The United States has made its first commercial shipment of U.S. wheat to Cuba since it imposed an embargo on trade with the communist country nearly 40 years ago.

The shipment, which departed Houston Jan. 8, was the first installment of 70,000 metric tons of hard red winter wheat purchased by Cuban officials in the wake of Hurricane Michelle.

Wheat industry representatives from Kansas, Texas and Oklahoma attended a brief departure ceremony for the wheat.
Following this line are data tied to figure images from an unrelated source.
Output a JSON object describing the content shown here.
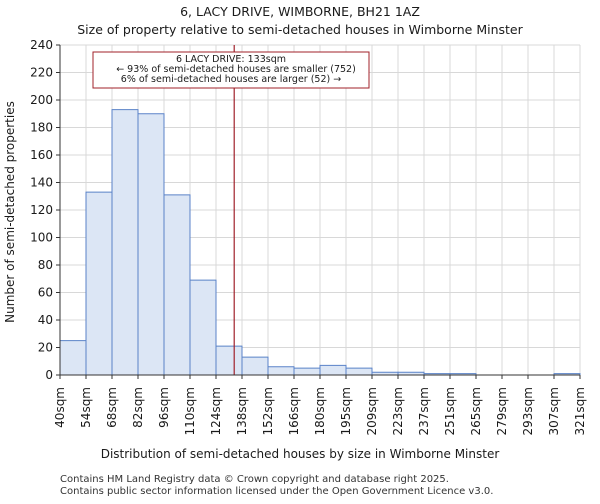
{
  "chart_data": {
    "type": "bar",
    "title": "6, LACY DRIVE, WIMBORNE, BH21 1AZ",
    "subtitle": "Size of property relative to semi-detached houses in Wimborne Minster",
    "xlabel": "Distribution of semi-detached houses by size in Wimborne Minster",
    "ylabel": "Number of semi-detached properties",
    "ylim": [
      0,
      240
    ],
    "yticks": [
      0,
      20,
      40,
      60,
      80,
      100,
      120,
      140,
      160,
      180,
      200,
      220,
      240
    ],
    "x_tick_labels": [
      "40sqm",
      "54sqm",
      "68sqm",
      "82sqm",
      "96sqm",
      "110sqm",
      "124sqm",
      "138sqm",
      "152sqm",
      "166sqm",
      "180sqm",
      "195sqm",
      "209sqm",
      "223sqm",
      "237sqm",
      "251sqm",
      "265sqm",
      "279sqm",
      "293sqm",
      "307sqm",
      "321sqm"
    ],
    "values": [
      25,
      133,
      193,
      190,
      131,
      69,
      21,
      13,
      6,
      5,
      7,
      5,
      2,
      2,
      1,
      1,
      0,
      0,
      0,
      1
    ],
    "grid": true,
    "marker": {
      "bin_position": 6.7,
      "label": "6 LACY DRIVE: 133sqm"
    },
    "annotation": {
      "lines": [
        "6 LACY DRIVE: 133sqm",
        "← 93% of semi-detached houses are smaller (752)",
        "6% of semi-detached houses are larger (52) →"
      ]
    },
    "colors": {
      "bar_fill": "#dce6f5",
      "bar_edge": "#5a82c8",
      "marker": "#a0202a",
      "grid": "#d8d8d8",
      "axis": "#333333"
    }
  },
  "footer": {
    "line1": "Contains HM Land Registry data © Crown copyright and database right 2025.",
    "line2": "Contains public sector information licensed under the Open Government Licence v3.0."
  }
}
Henry Jo Von Tungeln, a wheat grower from Oklahoma, led the contingent.

Von Tungeln, chairman of U.S. Wheat Associates and the Wheat Export Trade Education Committee, and others from USW went to Havana 14 months ago as part of a continuing effort to assess Cuba's wheat needs and prepare the way for eventual commercial sales to the country.

“I've been growing wheat since 1949. I do it because I love to work on the land, but also because I like the fact that my wheat is being turned into the bread that provides sustenance for so many people around the world,” Von Tungeln said. “It's past time that U.S. wheat should be made into bread for the children of Cuba.”

Cuba purchased the wheat and other commodities in December in the wake of tremendous devastation caused by Hurricane Michelle, in order to meet the immediate humanitarian needs of the Cuban people.

“It is fantastic that we are able to help when it counts the most,” said Von Tungeln. “And while we are very glad about the sale, we are sorry that it had to come as a result of such a terrible natural disaster.

“This is not the first time that young Cubans will be eating bread made with U.S. wheat,” he said. “But the sale represents another step forward.”

The commercial sales follow two small humanitarian donations made by U.S. wheat groups in 1998, when they privately donated wheat that was ground into flour and provided to CARITAS, the Catholic relief organization, for bread distribution to needy Cuban families.

The president of the National Association of Wheat Growers also applauded the commitment of farmers to opening the Cuban market. “A great deal of hard work from many dedicated people contributed to this shipment,” said Dusty Tallman, a wheat grower from Colorado.

“U.S. wheat producers are extremely proud to play their part in this historic event.”

Wheat industry officials warn that, notwithstanding the recent purchases, current U.S. government rules and regulations on Cuba trade are extremely restrictive, and put a severe damper on future prospects unless those restrictions are eliminated.

For the day, however, Von Tungeln was delighted at the recent evolution of trade relations with Cuba. “This shipment is proof that trade can resume,” he said.